One night he looked up and cried out to the stars.  One star floated down—basket woman.  She kept her distance, but he was too weak to make a move.  How long did he sit and stare at her?  But then she opened her basket.  What did he see?

His eyes began to burn with the first tears he’d ever shed.  They burned on his cheeks until a flood of them peeled off his old leather skin.  All night he kept shedding tears, and he lost sight of her, but when morning came he knew without seeing that she was still around.

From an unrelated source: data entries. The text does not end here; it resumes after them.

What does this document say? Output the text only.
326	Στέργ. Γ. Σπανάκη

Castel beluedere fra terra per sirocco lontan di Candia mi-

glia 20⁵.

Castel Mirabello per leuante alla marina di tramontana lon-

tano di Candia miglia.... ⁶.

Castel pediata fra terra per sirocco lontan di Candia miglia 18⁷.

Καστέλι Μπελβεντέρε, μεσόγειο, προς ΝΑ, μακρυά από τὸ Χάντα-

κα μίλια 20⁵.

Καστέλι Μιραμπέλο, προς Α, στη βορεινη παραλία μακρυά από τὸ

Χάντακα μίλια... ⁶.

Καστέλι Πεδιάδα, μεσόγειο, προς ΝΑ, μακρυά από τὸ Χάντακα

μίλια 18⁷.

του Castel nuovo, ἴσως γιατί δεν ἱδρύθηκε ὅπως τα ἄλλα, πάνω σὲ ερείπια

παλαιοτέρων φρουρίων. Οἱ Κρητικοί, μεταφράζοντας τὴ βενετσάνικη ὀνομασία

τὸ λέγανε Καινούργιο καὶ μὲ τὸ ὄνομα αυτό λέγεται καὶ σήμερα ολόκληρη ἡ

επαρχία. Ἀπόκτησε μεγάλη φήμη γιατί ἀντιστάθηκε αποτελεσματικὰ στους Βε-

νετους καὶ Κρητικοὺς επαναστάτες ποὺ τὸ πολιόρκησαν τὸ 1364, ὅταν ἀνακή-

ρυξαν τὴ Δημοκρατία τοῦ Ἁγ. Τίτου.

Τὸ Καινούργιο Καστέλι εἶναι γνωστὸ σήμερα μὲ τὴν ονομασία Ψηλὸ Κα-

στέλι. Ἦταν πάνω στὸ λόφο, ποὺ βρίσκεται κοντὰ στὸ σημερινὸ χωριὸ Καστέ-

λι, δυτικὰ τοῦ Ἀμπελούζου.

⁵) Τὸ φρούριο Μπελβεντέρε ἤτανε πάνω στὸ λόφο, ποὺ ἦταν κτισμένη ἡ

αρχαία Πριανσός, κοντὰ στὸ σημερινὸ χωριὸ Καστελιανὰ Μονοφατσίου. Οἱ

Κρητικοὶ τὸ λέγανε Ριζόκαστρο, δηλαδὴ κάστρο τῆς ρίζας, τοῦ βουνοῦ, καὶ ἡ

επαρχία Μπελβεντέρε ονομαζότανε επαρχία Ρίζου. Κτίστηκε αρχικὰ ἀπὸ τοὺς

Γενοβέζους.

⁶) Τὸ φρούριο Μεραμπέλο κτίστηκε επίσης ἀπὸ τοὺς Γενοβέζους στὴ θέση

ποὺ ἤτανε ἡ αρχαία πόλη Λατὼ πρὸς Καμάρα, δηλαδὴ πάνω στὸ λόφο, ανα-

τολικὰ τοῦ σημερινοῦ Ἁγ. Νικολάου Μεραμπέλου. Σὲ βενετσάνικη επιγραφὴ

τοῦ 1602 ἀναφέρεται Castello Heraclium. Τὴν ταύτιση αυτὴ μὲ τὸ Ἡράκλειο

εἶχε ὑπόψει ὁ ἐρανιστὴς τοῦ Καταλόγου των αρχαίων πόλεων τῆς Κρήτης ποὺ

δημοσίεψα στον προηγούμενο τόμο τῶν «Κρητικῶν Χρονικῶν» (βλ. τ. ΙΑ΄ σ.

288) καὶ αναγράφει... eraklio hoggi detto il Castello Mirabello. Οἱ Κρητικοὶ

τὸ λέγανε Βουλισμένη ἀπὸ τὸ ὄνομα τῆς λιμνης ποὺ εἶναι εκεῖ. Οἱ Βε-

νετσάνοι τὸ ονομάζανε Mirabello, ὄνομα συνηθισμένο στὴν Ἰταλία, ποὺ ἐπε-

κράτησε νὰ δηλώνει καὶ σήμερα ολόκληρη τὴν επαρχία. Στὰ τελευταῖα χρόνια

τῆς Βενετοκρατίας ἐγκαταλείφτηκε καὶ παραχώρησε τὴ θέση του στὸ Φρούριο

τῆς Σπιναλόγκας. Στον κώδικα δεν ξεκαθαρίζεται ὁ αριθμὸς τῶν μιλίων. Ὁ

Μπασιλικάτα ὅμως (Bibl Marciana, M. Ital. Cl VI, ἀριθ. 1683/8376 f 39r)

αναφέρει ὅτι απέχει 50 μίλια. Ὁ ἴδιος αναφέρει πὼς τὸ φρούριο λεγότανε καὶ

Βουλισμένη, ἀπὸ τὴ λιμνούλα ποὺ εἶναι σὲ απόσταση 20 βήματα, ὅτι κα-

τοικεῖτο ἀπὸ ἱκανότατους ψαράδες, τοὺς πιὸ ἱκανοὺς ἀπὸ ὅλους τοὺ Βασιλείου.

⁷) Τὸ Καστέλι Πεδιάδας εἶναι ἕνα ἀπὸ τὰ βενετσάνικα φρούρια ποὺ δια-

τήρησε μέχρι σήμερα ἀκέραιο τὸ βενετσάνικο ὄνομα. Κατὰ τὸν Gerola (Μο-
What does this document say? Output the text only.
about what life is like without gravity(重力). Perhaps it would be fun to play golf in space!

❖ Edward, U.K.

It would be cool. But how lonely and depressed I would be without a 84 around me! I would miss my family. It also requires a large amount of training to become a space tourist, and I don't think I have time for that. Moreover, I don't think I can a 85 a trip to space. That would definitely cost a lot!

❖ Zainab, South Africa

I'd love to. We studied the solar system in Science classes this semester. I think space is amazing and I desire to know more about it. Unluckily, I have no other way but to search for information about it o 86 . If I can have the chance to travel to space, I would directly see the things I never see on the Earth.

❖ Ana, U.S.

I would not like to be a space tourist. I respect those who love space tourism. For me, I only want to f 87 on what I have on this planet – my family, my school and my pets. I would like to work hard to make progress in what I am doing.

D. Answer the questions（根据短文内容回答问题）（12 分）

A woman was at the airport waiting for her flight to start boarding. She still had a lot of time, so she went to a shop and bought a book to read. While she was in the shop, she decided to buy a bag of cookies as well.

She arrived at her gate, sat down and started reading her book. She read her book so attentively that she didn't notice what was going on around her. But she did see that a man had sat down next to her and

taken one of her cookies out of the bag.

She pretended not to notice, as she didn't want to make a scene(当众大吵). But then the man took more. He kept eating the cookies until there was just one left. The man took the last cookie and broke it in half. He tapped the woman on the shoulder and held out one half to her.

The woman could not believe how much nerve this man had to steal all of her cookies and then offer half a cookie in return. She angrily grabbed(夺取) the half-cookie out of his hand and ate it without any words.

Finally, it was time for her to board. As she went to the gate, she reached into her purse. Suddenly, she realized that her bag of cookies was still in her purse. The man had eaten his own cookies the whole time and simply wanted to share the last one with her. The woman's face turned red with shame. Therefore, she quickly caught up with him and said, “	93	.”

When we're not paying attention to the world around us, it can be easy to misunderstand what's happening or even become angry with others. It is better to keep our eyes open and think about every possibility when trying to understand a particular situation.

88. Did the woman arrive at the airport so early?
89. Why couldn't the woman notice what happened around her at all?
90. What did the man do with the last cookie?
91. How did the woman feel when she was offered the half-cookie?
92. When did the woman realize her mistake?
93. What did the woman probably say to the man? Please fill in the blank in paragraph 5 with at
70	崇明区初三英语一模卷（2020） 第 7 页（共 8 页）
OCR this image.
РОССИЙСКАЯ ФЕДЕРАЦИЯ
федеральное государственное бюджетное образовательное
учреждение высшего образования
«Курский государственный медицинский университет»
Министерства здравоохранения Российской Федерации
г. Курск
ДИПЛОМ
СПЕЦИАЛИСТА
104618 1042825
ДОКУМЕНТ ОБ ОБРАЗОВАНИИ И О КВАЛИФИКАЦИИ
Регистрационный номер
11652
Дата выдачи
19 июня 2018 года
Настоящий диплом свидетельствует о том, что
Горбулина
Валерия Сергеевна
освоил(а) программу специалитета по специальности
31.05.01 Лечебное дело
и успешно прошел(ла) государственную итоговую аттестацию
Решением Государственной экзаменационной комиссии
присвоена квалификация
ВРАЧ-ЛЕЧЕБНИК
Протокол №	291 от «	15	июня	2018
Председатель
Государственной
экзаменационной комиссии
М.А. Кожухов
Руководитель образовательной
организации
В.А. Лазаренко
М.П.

As weak as he was, he got up and went down and took a sip of water from the stream.  There was a little trout under the bank that offered itself.  He splashed it onto the rocks.  Then he made his thanks and roasted and ate it.  He saved every last one of its bones and dropped them in the stream to make a return for that trout.

Now the trees and bushes and birds, all the lives around him, he treated like family.  And they were, even the stones.  He had family after all.  Some nights he caught sight of a star dropping down.  That’s when he knew that her basket was still full.  May it be so.  It was his prayer.  And may it still be.